Some people list pros and cons on a T-chart. That’s one way as long as the items on each side have equal weight and value. I tend to pick apart the items into smaller parts, taking lots of time making sure the smaller items are relatively equal.
Some people research and gather information from the internet, friends, and professionals, mull it all about and synthesize things into the one best choice. I try this one often. If nothing else, I enjoy learning more about possibilities. That said, I have a hard time making an actual decision.
Another thing I try is flipping a coin. Even for major decisions. Wait, hear me out. Say, for example I am trying to decide whether to move to Hawaii or stay in Oregon. I researched in a huge way, read books about the different islands, talked to friends I trust, and made a lengthy list of pros (all about beaches and sunshine) and cons (many more – pet quarantine, leaving jobs, no family or friends there, etc.).
In the end I flipped a coin. Heads, we’d live on an island; tails, we’d stay in Oregon. Now this is the beauty of coin flips: it’s a coin, not a judge or The Price Is Right. I flipped tails. My reaction was on of disappointment, sadness, “why not’s,” and “but I want to’s.” Coin flipping lets me gauge my reaction to the coin outcome and my decision becomes clear.
Another decision making tool I use, especially for decisions with more than two options, is eeny meeny miney moe. Yes, the childhood game. There are a couple of ways to do this. I like to touch a photo of each option or have some item that symbolizes each option and touch them as I go around, one touch and one word for each option.
Eeny (go to Hawaii this year), meeny (stay in Oregon), miney (move to Hawaii after retirement), moe (move to Florida instead),
catcha (go to Hawaii this year), piggy (stay in Oregon), by the (move to Hawaii after retirement), toe (move to Florida instead),
if he (go to Hawaii this year), hollers (stay in Oregon), let him (move to Hawaii after retirement), go (move to Florida instead),
Eeny (go to Hawaii this year), meeny (stay in Oregon), miney (move to Hawaii after retirement), moe (move to Florida instead).
If I land on Florida and I don’t want to move there, I toss that out and start again with just 3 choices. If I want Florida in, I cheat and decide that means I win and get to go to Florida. Either way I’m tricking my brain into making decisions.
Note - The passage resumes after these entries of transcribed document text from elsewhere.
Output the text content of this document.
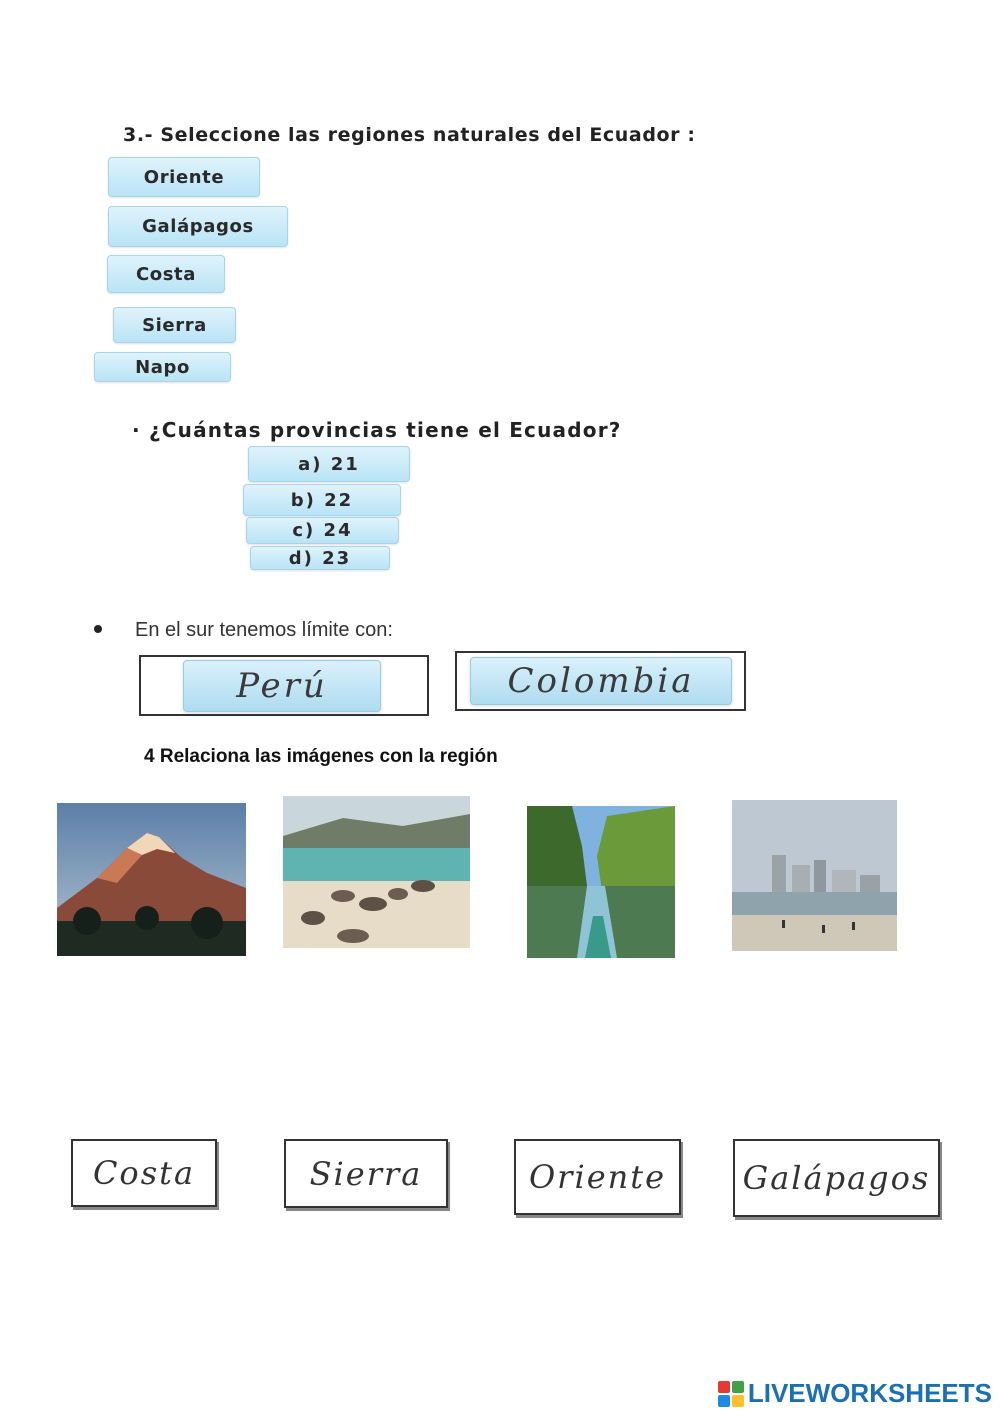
3.- Seleccione las regiones naturales del Ecuador :
Oriente
Galápagos
Costa
Sierra
Napo
· ¿Cuántas provincias tiene el Ecuador?
a) 21
b) 22
c) 24
d) 23
En el sur tenemos límite con:
Perú	Colombia
4 Relaciona las imágenes con la región
Costa	Sierra	Oriente	Galápagos
LIVEWORKSHEETS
For a broader, deeper, and visually relevant decision making method, I like the Decisional Balance Activity. It’s a grid that works a bit like the T-chart, but it includes scales of how important the choice (change) is and how certain you are that you can make the choice (change). It looks something like the graphic (click to enlarge, and thank you Miller and Rollnick).
How do you make decisions? Try one of these and let me know what works for you. Add others if you have ‘em. Thanks! We all need a little help with choices.